Предположим, что правительство, управляя нациею или совокупностью наций, не признает на себе никакого национального характера. Оно не считает себя ни славянским, ни немецким, ни итальянским, а просто только правительством, отвлекая себя от всякого племенного определения. Подданные такого государства, как итальянцы, чехи, немцы, не существуют для правительства; очевидно, и правительство перестало бы существовать для них, если бы оно задумало предприятие во имя национальности. Освободив себя от всякого национального определения, правительство лишает себя возможности располагать теми силами, какие почерпает народ в любви к родной земле, в сочувствии к своим одноплеменникам. Пусть бы еще так, если б можно было обойтись без этих сил; но дело в том, что всякое пробуждение национального чувства для такого правительства не только бесполезно, но непременно гибельно.

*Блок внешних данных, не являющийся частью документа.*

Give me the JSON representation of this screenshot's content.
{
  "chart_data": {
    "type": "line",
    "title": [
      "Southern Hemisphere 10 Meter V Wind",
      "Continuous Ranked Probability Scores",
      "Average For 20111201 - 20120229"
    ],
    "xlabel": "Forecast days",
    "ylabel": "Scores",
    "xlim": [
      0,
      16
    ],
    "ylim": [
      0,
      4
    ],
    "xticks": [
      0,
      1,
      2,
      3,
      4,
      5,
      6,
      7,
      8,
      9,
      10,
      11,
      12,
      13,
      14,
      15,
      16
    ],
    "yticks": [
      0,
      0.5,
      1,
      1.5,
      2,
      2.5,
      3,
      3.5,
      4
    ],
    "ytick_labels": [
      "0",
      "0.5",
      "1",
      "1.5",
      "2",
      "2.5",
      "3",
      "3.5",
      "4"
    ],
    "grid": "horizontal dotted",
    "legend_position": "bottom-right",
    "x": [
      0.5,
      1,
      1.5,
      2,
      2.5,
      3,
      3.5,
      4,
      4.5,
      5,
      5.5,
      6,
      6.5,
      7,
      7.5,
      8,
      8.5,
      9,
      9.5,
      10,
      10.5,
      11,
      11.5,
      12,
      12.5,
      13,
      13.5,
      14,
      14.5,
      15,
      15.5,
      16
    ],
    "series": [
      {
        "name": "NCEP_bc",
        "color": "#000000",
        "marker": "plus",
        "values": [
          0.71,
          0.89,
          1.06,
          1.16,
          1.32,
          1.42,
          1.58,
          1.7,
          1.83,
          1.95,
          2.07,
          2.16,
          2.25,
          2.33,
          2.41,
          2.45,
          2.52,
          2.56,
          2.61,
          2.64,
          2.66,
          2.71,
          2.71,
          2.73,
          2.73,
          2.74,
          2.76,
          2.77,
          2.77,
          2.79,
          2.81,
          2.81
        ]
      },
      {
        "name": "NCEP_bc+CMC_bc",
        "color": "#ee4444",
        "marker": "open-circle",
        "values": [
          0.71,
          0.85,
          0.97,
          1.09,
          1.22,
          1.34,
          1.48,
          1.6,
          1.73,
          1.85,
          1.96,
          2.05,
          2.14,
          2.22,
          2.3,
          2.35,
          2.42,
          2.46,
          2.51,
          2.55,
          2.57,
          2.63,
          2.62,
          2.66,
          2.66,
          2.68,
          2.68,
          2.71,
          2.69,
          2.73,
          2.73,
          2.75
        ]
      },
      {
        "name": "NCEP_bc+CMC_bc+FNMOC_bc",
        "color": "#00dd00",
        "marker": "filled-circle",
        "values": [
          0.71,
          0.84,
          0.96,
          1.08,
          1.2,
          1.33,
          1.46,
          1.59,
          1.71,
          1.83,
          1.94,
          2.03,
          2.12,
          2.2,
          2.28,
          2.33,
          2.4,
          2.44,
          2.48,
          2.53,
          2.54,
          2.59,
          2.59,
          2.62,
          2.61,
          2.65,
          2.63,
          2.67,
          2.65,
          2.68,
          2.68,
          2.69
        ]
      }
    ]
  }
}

Безличность правительства в отношении к национальностям может выражаться двояким образом: полным к ним равнодушием или равным благоволением ко всем. В последнем случае правительство, смотря по тому, с кем оно имеет дело, меняет свой костюм, свой язык, даже выражение своего лица. Как проворный актер, оно явится на сцене в белом австрийском мундире, потом, переодевшись за кулисами, предстанет в виде венгерского гусара, даже, если нужда потребует, в свитке и кожухе пахаря-галичанина. Но подобная роль редко может быть выдержана до конца, потому что нельзя угодить ею всей публике. Каждое появление на сцену неминуемо вызывает единовременно рукоплескания и свистки, и наконец зрители могут догадаться, что только тот способен принимать на себя всевозможные роли, для кого вся жизнь есть только роль. Еще недавно венгерцы в порыве усердия к своему королю так неосторожно прижали его к своей груди, что едва не задушили в своих верноподданнических объятиях в то время еще не вполне сложившегося австрийского императора. Впрочем, и самый здоровый организм, переходя поочередно из объятий одной нации в объятия другой, может измяться.
Представим себе третий случай. В государстве христианском, где-нибудь на краю земли, живут мусульмане. Правительство, исповедуя веру Христову, любит, чтобы его прославляли на всех языках, и с одинаковым благоволением принимает молитвы о его благоденствии, где бы они ни читались: в церквях, в костелах, в синагогах или в мечетях. Мусульмане не только свободно отправляют свое богослужение, но даже пользуются покровительством власти; им строят мечети, воспитывают для них мулл, издают для них Коран; чего им больше? Они довольны и при всяком случае рассыпаются в изъявлениях своей преданности. Наступает время доказать ее на деле. Загорается война, война за спасение православных от ига мусульман. Что сделают мусульманские подданные православного правительства? Чью сторону они примут? Памятуя неоднократные доказательства заботливости о их благе, станут ли они под знамя креста, в ряды того правительства, которому клялись в усердии, или не увлечет ли их в противоположную сторону блеснувший перед их глазами полумесяц? Сочувствуя правительству во всем, кроме веры правительства, будут ли они надежными слугами, когда дело дойдет до борьбы веры правительственной с их верою?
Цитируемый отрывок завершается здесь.